Electric cars face speed bump on road to price parity

Electric cars face speed bump on road to price parity

Electric cars face speed bump on road to price parity

Electric cars are already cheaper to run than petrol vehicles and will become less expensive to buy than fossil fuel equivalents within three years.

According to a report by researchers at the UK’s University of Exeter, price parity for battery-electric vehicles is as little as one year away in Europe, two years in China and three years for medium-sized cars in the US.

The transport technology could reach equal pricing even faster, researchers noted, if governments provided subsidies for potential buyers.

The research could be negative news for Australian drivers, however, as it came days after the NSW government confirmed plans to scrap a $3000 subsidy on electric vehicles, months after the Victorian government did the same.

The analysis, led by the Rocky Mountain Institute and Bezos Earth Fund, included forecasts based on electric vehicle adoption in Europe, the US, China, India and Japan.

It found electric cars had already become cheaper to own and use than petrol and diesel cars in Europe and China, and the US was likely to follow in 2024 or 2025.
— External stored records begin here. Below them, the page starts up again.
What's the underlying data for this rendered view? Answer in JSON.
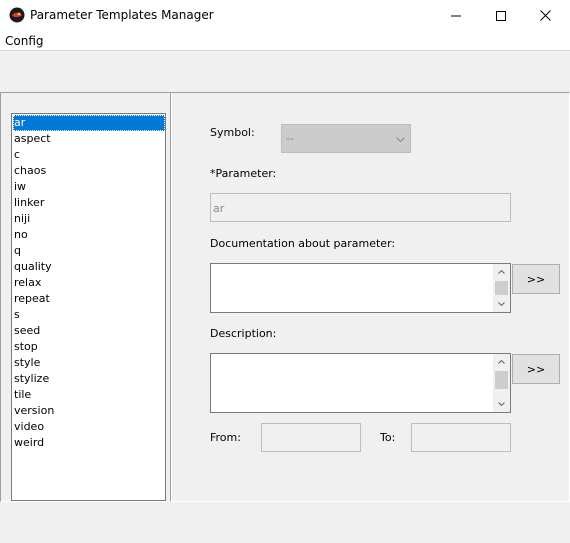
{
  "window": {
    "title": "Parameter Templates Manager",
    "icon": "app-logo-icon",
    "controls": [
      "minimize-icon",
      "maximize-icon",
      "close-icon"
    ]
  },
  "menu": {
    "items": [
      "Config"
    ]
  },
  "parameters": {
    "items": [
      "ar",
      "aspect",
      "c",
      "chaos",
      "iw",
      "linker",
      "niji",
      "no",
      "q",
      "quality",
      "relax",
      "repeat",
      "s",
      "seed",
      "stop",
      "style",
      "stylize",
      "tile",
      "version",
      "video",
      "weird"
    ],
    "selected": "ar"
  },
  "form": {
    "symbol_label": "Symbol:",
    "symbol_value": "--",
    "parameter_label": "*Parameter:",
    "parameter_value": "ar",
    "doc_label": "Documentation about parameter:",
    "doc_value": "",
    "desc_label": "Description:",
    "desc_value": "",
    "expand_label": ">>",
    "from_label": "From:",
    "to_label": "To:"
  },
  "colors": {
    "selection": "#0078d7",
    "window_bg": "#f0f0f0",
    "titlebar_bg": "#ffffff"
  }
}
A second tipping point that would see electric vehicle prices equal to petrol and diesel cars would be reached in all three regions by 2026 for small and medium-sized cars, the study predicted.

Electric car price parity would also hit the market in India by 2027 and Japan by 2030, with the delay down to strong hybrid vehicle sales.

The forecasts did not account for electric vehicle subsidies, however, with the report noting “the tipping point for the consumer will be even earlier where governments provide them”.

Project policy impact lead Simon Sharpe said governments could also boost low-emission transport by introducing deadlines for petrol car sales, road taxes and building more charging stations.

“Strong policy has got the transition to electric vehicles started and just because the transition is now gathering pace does not mean that any government should take its foot off the accelerator,” he said.

“Zero-emission vehicle mandates, investment in charging infrastructure, purchase incentives and battery-recycling standards can all help people to enjoy the benefits of low-cost, zero-emission, sustainable road transport sooner.”

But the NSW government is expected to scrap a $3000 rebate for new electric vehicle purchases and stamp duty exceptions in its budget on Tuesday after Premier Chris Minns said advice showed it could be raising the price of vehicles.

The Victorian government also ended its $3000 electric car rebate in June.

Electric Vehicle Council chief executive Behyad Jafari said the state-based rebates had driven “significant uptake” of low-emission cars in Australia and urged coalition and Greens politicians to oppose their removal.

“Fewer EVs means dirtier Sydney air, continued reliance on foreign oil imports, higher carbon emissions and more budget pressure on everyday households,” he said.

Other states and territories to offer EV incentives include Queensland, Western Australia, South Australia and the ACT.